Selecting previously unselected package fonts-nanum.
(Reading database ... 123594 files and directories currently installed.)
Preparing to unpack .../fonts-nanum_20200506-1_all.deb ...
Unpacking fonts-nanum (20200506-1) ...
Setting up fonts-nanum (20200506-1) ...
Processing triggers for fontconfig (2.13.1-4.2ubuntu5) ...


In [4]:
### 시드 고정
random.seed(2024)
np.random.seed(2024)
torch.manual_seed(2024)
torch.cuda.manual_seed(2024)
torch.cuda.manual_seed_all(2024)
torch.backends.cudnn.deterministic = True

In [6]:
### 데이터
%cd '/content/drive/MyDrive/[2024-1] EURON 6기/프로젝트'
train = pd.read_csv('./review_train.csv', encoding='utf-8')
test = pd.read_csv('./review_test.csv', encoding='utf-8')
print(train.shape, test.shape)

/content/drive/MyDrive/[2024-1] EURON 6기/프로젝트
(2026, 2) (400, 2)


In [7]:
### label encoding
from sklearn.preprocessing import LabelEncoder
n = train.shape[0]
y = pd.concat([train,test])

le = LabelEncoder()
y['keyword2'] = le.fit_transform(y['keyword2'])
train = y[:n]
test = y[n:]

### NLP

In [8]:
### okt
from konlpy.tag import Okt
okt = Okt()
train['okt'] = train['reviews'].apply(okt.morphs)
test['okt'] = test['reviews'].apply(okt.morphs)

In [9]:
### 불용어 제거
with open('./new_stopwords.txt', 'r', encoding='utf-8') as file:
    stop_words = file.readlines()
stop_words = [word.strip() for word in stop_words]


def remove_stopwords(review):
    return [word for word in review if word not in stop_words]

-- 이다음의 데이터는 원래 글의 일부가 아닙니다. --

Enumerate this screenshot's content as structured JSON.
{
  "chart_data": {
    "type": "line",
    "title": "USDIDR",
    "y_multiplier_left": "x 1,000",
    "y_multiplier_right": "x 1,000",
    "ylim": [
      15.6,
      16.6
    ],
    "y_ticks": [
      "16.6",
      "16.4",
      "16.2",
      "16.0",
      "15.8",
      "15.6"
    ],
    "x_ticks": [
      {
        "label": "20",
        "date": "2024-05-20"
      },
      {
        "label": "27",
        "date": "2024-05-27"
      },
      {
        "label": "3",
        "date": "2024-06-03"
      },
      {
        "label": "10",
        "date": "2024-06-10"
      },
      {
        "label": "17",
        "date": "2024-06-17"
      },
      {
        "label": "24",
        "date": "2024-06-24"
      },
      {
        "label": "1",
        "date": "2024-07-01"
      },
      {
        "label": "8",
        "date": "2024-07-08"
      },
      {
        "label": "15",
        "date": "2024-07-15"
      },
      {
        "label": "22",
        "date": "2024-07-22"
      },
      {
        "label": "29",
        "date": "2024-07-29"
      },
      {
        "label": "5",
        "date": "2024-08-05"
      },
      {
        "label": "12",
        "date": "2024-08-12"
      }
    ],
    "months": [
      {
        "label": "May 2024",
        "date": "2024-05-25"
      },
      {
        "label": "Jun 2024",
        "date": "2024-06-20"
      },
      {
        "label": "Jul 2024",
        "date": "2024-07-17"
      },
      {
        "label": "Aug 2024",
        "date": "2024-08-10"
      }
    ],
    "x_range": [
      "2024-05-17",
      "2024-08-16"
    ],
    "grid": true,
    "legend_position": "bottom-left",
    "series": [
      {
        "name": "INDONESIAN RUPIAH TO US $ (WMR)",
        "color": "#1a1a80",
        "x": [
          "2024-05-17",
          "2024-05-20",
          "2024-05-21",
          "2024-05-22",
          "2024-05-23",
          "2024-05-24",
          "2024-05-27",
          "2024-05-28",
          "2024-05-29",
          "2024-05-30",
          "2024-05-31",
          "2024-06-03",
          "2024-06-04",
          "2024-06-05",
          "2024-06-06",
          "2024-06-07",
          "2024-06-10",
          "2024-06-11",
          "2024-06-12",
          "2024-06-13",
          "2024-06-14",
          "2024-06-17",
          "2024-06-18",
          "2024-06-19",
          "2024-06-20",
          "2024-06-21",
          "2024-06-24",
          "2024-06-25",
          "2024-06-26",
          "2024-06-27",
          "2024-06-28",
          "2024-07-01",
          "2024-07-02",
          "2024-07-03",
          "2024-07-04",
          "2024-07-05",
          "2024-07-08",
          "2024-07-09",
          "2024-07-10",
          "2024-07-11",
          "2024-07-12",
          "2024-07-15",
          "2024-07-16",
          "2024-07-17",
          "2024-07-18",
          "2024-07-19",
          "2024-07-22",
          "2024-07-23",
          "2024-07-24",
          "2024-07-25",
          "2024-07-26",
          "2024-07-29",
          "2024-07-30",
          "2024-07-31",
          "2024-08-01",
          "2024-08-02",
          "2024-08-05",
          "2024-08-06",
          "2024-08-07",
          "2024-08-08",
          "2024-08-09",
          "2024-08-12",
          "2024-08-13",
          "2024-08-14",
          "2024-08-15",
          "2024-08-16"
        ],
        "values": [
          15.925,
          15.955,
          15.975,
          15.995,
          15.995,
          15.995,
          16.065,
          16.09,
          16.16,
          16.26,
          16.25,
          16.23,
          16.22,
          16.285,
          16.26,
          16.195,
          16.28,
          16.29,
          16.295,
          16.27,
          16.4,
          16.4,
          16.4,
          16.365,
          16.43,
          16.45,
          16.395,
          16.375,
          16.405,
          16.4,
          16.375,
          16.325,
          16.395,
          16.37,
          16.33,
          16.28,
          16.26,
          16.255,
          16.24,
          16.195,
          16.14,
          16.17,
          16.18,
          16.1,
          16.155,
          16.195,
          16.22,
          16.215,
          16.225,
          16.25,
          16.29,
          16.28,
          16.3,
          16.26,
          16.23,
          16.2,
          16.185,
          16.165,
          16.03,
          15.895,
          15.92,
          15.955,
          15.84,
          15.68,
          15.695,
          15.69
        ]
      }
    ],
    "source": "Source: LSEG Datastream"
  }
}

train['okt'] = [remove_stopwords(review) for review in train['okt']]
test['okt'] = [remove_stopwords(review) for review in test['okt']]

In [10]:
### TF-IDF
from sklearn.feature_extraction.text import TfidfVectorizer
tfidf_okt = TfidfVectorizer(tokenizer=okt.morphs, ngram_range=(1,2), min_df=2,
                            max_df=0.95, stop_words=stop_words)
tfidf_okt_matrix = tfidf_okt.fit_transform(train['reviews'])
tfidf_okt_matrix_test = tfidf_okt.transform(test['reviews'])

vocab_size = tfidf_okt_matrix.shape[1]

In [11]:
### X/y split
X = tfidf_okt_matrix
y = train['keyword2']
X_test = tfidf_okt_matrix_test
y_test = test['keyword2']

### train/valid split
X_train, X_valid, y_train, y_valid = train_test_split(
    X, y, test_size=0.2, shuffle=True, random_state=2024
)

print(X_train.shape, X_valid.shape, X_test.shape)
print(y_train.shape, y_valid.shape, y_test.shape)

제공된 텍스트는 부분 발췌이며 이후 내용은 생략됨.